Malam itu memang
aku tengah di sibukkan dengan interaksi yang tak pernah aku lakukan sebelumnya.
Seumur hidup memang aku belum pernah berkomunikasi serius dengan seorang
wanita. Kita, remaja yang mencoba mencari jati diri, ketika itu memang tengah dimabuk
asmara. Saat tak sengajanya bola mata kita beradu, saling berbalas senyum, moment
itu secara sengaja kita lakukan. Saling mengintai di antara lorong kios tempat
dimana kita bekerja. Kita memang memiliki rasa yang sama. Amboi, indah memang
rasa itu.
Ketika itu, jemari
taganku menjamah tombol-tombol seluler dengan penuh semangat bahkan menjurus kasar. Hal yang tak pernah aku lakukan
sebelumnya. Malam ini melalui komunikasi singkat seluler, kita mencoba
kerucutkan permainan hati ini.
“ Mau kah kau menjadi pacar ku ?? “
Aku mencoba mencatat sejarah dalam hidupku, karena
kalimat ini tak pernah aku ucapkan sebelumnya. Aku hanya sering melihatnya di
adegan sinetron. Walau terkesan tak sejantan yang dilakukan kebanyakan pria
lain, tapi untuk mengungkapkan ini saja jantung dan nafasku berkolaborasi
hebat, mengguncang beribu-ribu skala richter getaran didalamnya.

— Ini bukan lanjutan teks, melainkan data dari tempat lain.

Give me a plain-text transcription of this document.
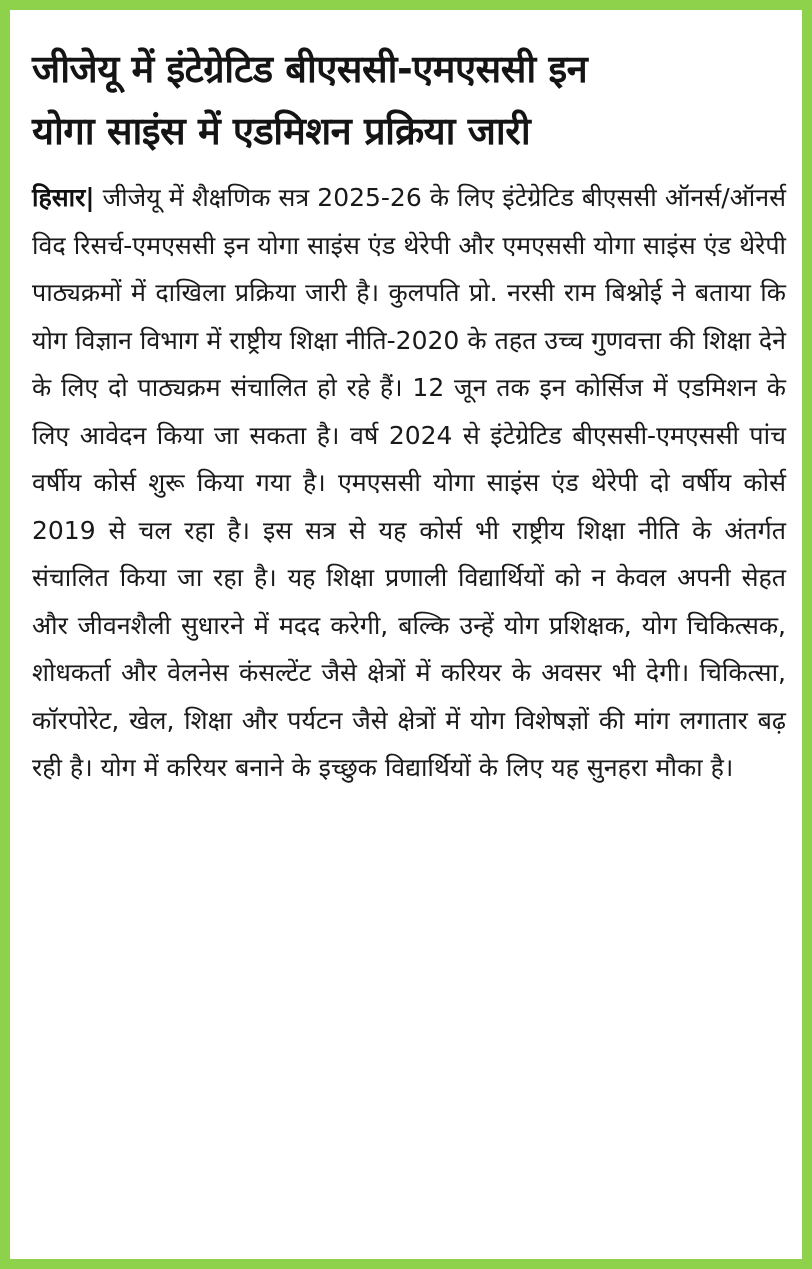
जीजेयू में इंटेग्रेटिड बीएससी-एमएससी इन
योगा साइंस में एडमिशन प्रक्रिया जारी

हिसार| जीजेयू में शैक्षणिक सत्र 2025-26 के लिए इंटेग्रेटिड बीएससी ऑनर्स/ऑनर्स विद रिसर्च-एमएससी इन योगा साइंस एंड थेरेपी और एमएससी योगा साइंस एंड थेरेपी पाठ्यक्रमों में दाखिला प्रक्रिया जारी है। कुलपति प्रो. नरसी राम बिश्नोई ने बताया कि योग विज्ञान विभाग में राष्ट्रीय शिक्षा नीति-2020 के तहत उच्च गुणवत्ता की शिक्षा देने के लिए दो पाठ्यक्रम संचालित हो रहे हैं। 12 जून तक इन कोर्सिज में एडमिशन के लिए आवेदन किया जा सकता है। वर्ष 2024 से इंटेग्रेटिड बीएससी-एमएससी पांच वर्षीय कोर्स शुरू किया गया है। एमएससी योगा साइंस एंड थेरेपी दो वर्षीय कोर्स 2019 से चल रहा है। इस सत्र से यह कोर्स भी राष्ट्रीय शिक्षा नीति के अंतर्गत संचालित किया जा रहा है। यह शिक्षा प्रणाली विद्यार्थियों को न केवल अपनी सेहत और जीवनशैली सुधारने में मदद करेगी, बल्कि उन्हें योग प्रशिक्षक, योग चिकित्सक, शोधकर्ता और वेलनेस कंसल्टेंट जैसे क्षेत्रों में करियर के अवसर भी देगी। चिकित्सा, कॉरपोरेट, खेल, शिक्षा और पर्यटन जैसे क्षेत्रों में योग विशेषज्ञों की मांग लगातार बढ़ रही है। योग में करियर बनाने के इच्छुक विद्यार्थियों के लिए यह सुनहरा मौका है।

Kau tak lekas membalas. Aku pun terus was-was,
seperti hakim yang akan memfonis sebuah keputusan eksekusi mati kepada
terpidana kasus berat.
“ I Love U to .. ! “
Ketika itu aku tak bisa memastikan apakah aku masih
berdiri memijak tanah, jantungku berhenti berdetak. Masih jelas dalam ingatanku
moment itu 20 agustus 2008.
* * *
Kita menjalani sedemikian heroiknya perjalanan asmara
ini. Mengorbankan apa saja demi hubungan kita. Membantai dan menetas setiap
permasalah yang menghadang jalan kita. Saling menutupi kelemahan di antara
kita, saling berbagi dan mengisi. Kita telah membicarakan dan menyatukan visi
dan cita-cita kita bersama. Aku ingat tentang heroiknya aku ketika itu
mengantarmu ke kampus dan terjebak di bawah derasnya hujan. Atau tentang
perjuanganmu karena malas nya aku mengerjakan tugas akhir kuliah, kau begadang
untuk menembus kebodohan dan kemalasan ku. Hingga kita sama-sama selesai
kuliah.
Jangan
ditanya tentang berapa ratus masalah yang coba menghadang perjalanan kita.
Setiap perjalanan dan hubungan pasti mempunyai dinamika tersendiri, kekuatan
kita karena kita bisa saling mengisi membunuh manuver – manuver itu satu
persatu dengan perlahan.
Semua mengenal kita. Sesekali memang kita membuat
iri orang – orang yang sedang merajut rasa seperti kita, yang terkadang sering
terkalahkan dalam dinamika, terjebak dalam manuver-manuver hati.
Tak terasa empat tahun untuk semua itu adalah waktu
yang amat panjang untuk kita lalui. Yah sebuah track record bagi kita, dan
orang-orang yang kagum pada hubungan kita.
*
* *
Hingga pada akhirnya kita sama – sama menyadari
bahwa tak ada hal sekecil apapun yang terjadi karena kebetulah. Bahwa tak ada kejadian
sekecil apapun yang tanpa perencanaan. Semua telah tersusun dan terencana rapi
tanpa kita ketahui, dan ditakdirkan tanpa ada satupun yang bisa memberikan
bantahan atas ketentuan itu.
Aku dan kau menyadari, apa yang kita lakukan ini
adalah merupakan gejolak rasa dalam hati yang tak bisa terkalahkan, walau
berulang kali kita terjebak dalam onani rasa yang mencoba menghakimi jalan
kita. Kita memang saling mencinta.
Ketentuan telah ditentukan, hingga pada akhirnya
kita telah sama-sama menyepakati bahwa akal dan perasaan tidaklah dapat
berjalan beriringan. Ketika kita mulai mengkaji tentang perasaan yang kita
punya yang tidak akan pernah berubah dan tetap sama. Tapi mungkin tidak tentang akal, yang membuat kita
bisa berfikir yang terbaik demi kebaikan bersama. Kita telah mengkaji, dan memperlajari.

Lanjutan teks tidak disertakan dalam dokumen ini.